Nowadays, the album is nearly impossible to obtain. According to Steven Wilson himself, he doesn't have a copy of the album. Many of the lyrics on Love, Death & Mussolini were written by Alan Duffy and given to Wilson as a gift. The inlay of the sleeve contains credits to some musicians of which only JC Camillioni is an existing person, all of the rest are fictitious band members created by Wilson.

The album came with a booklet that had a mocking message explaining why the Love, Death & Mussolini EP is in fact an LP, descriptions of the songs and a catalogue.

Track listing
All tracks written by Steven Wilson except tracks A2, A3, A4, and B4 written by Wilson/Duffy.

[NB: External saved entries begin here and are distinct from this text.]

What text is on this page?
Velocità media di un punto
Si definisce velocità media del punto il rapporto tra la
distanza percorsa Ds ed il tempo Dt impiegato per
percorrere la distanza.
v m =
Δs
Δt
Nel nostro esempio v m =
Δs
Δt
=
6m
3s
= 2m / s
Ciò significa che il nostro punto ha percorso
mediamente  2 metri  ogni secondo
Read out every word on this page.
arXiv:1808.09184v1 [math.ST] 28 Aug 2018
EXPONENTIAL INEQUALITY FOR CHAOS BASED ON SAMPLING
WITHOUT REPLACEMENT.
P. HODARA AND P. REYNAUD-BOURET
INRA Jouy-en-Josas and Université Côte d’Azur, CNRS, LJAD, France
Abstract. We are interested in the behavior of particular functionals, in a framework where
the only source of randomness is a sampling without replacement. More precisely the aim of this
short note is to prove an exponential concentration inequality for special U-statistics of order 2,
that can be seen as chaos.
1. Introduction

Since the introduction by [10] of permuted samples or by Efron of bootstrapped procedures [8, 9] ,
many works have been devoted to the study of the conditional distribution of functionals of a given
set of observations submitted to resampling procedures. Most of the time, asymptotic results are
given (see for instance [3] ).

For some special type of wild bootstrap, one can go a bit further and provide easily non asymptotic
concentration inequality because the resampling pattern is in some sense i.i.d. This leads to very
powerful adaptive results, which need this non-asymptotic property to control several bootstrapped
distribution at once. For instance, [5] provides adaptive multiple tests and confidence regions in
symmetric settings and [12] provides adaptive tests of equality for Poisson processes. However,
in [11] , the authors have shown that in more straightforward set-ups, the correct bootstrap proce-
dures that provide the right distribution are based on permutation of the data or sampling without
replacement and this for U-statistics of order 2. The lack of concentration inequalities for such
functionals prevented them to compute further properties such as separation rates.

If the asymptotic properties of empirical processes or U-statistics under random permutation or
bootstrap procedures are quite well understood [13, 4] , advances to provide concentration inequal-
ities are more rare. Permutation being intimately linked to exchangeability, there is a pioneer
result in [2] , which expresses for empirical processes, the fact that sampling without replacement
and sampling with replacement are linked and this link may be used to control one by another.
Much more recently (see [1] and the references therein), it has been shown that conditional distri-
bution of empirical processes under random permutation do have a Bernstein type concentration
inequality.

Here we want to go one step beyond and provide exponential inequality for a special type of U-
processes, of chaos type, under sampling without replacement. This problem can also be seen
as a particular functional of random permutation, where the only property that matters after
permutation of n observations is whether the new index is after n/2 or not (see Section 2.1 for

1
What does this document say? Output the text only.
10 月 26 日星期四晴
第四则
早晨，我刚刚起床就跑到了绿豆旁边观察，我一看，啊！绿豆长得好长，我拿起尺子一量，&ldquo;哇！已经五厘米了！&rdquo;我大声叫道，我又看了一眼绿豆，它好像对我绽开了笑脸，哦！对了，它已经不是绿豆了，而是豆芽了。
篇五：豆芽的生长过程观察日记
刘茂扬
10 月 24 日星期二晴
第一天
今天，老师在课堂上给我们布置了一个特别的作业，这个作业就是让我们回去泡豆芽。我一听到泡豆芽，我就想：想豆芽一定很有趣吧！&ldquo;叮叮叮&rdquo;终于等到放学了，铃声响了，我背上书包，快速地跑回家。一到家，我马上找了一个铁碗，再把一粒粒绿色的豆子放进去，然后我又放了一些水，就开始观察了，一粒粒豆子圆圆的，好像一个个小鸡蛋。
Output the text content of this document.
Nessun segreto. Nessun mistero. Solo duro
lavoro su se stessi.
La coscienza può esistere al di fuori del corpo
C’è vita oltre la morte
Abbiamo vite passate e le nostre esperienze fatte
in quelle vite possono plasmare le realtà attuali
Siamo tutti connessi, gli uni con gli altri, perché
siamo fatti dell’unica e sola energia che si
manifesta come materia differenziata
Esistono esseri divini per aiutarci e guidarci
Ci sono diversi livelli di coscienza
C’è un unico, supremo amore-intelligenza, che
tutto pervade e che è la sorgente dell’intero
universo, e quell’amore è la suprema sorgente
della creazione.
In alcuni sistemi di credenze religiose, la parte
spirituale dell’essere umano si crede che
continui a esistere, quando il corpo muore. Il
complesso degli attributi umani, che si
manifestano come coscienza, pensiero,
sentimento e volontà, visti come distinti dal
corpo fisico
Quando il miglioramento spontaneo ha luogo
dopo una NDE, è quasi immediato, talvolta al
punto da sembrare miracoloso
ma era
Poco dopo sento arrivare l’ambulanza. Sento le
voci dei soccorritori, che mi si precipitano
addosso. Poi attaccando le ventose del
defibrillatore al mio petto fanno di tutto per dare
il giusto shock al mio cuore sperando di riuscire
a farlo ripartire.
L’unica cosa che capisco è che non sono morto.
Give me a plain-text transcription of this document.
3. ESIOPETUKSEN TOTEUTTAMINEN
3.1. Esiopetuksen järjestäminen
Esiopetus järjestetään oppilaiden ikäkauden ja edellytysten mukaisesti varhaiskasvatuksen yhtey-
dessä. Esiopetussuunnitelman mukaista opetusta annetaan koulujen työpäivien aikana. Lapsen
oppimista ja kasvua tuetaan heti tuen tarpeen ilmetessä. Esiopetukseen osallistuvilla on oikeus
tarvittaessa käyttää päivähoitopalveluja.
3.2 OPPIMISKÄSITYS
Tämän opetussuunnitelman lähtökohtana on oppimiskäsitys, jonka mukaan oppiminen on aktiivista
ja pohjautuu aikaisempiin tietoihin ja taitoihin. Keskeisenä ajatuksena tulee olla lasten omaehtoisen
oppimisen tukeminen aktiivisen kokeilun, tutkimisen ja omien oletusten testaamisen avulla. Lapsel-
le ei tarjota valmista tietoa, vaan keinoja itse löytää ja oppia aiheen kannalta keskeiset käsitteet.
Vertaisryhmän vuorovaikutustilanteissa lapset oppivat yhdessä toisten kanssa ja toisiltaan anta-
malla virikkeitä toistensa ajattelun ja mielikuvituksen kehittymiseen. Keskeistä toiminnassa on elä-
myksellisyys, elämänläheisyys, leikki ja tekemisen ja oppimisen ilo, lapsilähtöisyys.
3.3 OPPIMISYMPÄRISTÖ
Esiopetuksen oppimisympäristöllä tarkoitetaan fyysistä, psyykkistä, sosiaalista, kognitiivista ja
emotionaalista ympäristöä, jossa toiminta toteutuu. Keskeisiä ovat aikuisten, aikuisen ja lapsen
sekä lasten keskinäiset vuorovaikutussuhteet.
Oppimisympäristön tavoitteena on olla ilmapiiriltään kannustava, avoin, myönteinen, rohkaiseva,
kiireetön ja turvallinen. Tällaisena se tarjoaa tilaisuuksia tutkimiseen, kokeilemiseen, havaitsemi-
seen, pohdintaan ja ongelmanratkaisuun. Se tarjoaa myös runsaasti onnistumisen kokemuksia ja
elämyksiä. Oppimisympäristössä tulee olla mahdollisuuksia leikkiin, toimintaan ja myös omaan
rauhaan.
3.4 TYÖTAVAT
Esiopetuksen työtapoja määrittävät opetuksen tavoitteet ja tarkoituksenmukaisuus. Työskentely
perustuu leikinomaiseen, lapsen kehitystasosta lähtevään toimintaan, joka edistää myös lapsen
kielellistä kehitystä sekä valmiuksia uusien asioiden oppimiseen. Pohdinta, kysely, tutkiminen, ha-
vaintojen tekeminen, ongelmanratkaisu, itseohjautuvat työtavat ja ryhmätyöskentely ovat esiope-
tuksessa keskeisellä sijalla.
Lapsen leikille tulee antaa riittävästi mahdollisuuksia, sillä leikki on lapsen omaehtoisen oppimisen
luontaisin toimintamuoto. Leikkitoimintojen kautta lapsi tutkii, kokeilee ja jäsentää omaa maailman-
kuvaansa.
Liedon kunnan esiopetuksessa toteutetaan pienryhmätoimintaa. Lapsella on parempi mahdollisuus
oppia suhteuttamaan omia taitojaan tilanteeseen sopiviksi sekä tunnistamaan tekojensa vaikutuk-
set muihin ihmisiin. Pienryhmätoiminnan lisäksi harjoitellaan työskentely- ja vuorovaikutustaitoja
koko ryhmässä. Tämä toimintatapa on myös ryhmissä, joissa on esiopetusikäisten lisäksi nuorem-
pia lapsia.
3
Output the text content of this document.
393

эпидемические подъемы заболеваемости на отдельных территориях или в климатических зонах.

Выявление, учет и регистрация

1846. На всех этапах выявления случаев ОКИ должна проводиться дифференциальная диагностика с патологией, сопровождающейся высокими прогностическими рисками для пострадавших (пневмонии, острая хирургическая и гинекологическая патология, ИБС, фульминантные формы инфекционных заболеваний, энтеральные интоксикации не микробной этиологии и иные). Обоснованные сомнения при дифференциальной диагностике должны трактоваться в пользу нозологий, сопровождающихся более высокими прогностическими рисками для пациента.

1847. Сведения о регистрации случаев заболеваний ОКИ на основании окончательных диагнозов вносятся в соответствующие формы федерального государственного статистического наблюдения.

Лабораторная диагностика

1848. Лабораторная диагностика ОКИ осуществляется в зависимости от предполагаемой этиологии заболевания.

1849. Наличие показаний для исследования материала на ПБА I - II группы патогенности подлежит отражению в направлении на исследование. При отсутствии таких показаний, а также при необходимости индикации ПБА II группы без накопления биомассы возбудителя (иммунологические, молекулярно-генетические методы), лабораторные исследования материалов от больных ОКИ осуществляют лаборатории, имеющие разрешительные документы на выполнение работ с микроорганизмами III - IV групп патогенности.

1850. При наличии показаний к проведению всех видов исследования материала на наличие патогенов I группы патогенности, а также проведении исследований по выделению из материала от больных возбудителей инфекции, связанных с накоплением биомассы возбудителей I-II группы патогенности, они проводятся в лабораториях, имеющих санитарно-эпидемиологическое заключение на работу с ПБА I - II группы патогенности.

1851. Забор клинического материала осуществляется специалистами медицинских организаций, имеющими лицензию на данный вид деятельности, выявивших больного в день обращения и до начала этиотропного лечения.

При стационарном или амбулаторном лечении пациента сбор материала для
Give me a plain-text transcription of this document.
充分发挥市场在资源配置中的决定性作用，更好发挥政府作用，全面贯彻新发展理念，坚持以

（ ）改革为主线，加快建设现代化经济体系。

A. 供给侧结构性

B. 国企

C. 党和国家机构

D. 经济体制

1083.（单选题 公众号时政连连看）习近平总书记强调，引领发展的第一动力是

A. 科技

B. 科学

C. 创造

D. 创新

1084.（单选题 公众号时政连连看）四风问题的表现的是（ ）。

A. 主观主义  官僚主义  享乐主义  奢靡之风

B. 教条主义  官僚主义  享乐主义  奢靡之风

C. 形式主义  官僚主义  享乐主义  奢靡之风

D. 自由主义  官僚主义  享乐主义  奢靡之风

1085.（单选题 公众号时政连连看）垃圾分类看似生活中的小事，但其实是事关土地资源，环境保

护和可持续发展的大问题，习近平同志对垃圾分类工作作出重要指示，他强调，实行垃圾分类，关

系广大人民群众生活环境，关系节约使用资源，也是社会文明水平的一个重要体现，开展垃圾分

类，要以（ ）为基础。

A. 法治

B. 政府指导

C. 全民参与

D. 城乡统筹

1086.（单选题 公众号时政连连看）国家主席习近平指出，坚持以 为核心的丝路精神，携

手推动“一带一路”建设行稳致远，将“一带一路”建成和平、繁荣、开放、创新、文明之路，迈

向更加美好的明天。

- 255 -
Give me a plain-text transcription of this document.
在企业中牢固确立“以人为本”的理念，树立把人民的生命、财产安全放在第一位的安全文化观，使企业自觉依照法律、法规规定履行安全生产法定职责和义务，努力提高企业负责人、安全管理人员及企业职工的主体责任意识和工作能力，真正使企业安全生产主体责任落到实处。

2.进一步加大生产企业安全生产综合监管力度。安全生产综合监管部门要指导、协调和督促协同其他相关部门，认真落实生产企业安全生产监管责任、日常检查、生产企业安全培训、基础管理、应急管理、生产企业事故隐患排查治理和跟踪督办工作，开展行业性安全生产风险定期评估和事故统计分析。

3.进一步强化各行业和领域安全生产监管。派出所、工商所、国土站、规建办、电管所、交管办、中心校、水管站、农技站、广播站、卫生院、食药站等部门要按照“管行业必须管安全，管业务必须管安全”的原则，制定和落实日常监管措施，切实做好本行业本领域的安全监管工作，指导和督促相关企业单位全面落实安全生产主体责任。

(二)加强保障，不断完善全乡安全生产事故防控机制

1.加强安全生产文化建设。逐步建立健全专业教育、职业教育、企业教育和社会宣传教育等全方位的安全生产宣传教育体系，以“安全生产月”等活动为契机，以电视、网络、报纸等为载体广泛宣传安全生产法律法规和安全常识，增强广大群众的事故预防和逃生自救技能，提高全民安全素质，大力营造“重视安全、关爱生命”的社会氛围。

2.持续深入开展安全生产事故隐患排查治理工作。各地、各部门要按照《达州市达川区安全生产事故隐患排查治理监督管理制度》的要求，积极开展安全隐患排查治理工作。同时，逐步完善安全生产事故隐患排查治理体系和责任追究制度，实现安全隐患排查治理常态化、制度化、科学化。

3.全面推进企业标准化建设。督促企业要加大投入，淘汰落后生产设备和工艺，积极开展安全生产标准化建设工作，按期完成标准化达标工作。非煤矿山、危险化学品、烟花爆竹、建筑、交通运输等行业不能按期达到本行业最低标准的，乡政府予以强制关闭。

Side one – "The Extended Player"
"Hymn" (Tree) – 1:22
"Footprints" (Tree, Duffy) – 5:56
"Linton Samuel Dawson" (Tree, Duffy) – 3:04
"And the Swallows Dance Above the Sun" (Tree, Duffy) – 4:12
"Queen Quotes Crowley" (St. Jemain) – 4:40

Side two – "The Long Player"
"No Luck With Rabbits" (Underspoon) – 0:47 
"Begonia Seduction Scene" (Jemain, Tree) – 2:34
"Out" (Tree, Underspoon) – 8:59
"It Will Rain for a Million Years" (Tree, Underspoon) – 4:05

Personnel (fiction)
PORCUPINE TREE – Vocal, Electric and Acoustic Guitars, Bass. (Steven Wilson)
SIR TARQUIN UNDERSPOON – Organ, Mellotron, Keyboards. (Steven Wilson)
EXPANDING FLAN – Drums, Percussion. (John Marshall)
SOLOMAIN ST. JEMAIN – Glissando Guitars and Vocals on "Queen Quotes Crowley". (Steven Wilson)
JC CAMILLIONI – Programming, Soundscapes. (Steven Wilson)

Recorded at No-Man's Land studios and Periscope Station.
Produced by JC Camillioni and Porcupine Tree for Hidden Art Productions.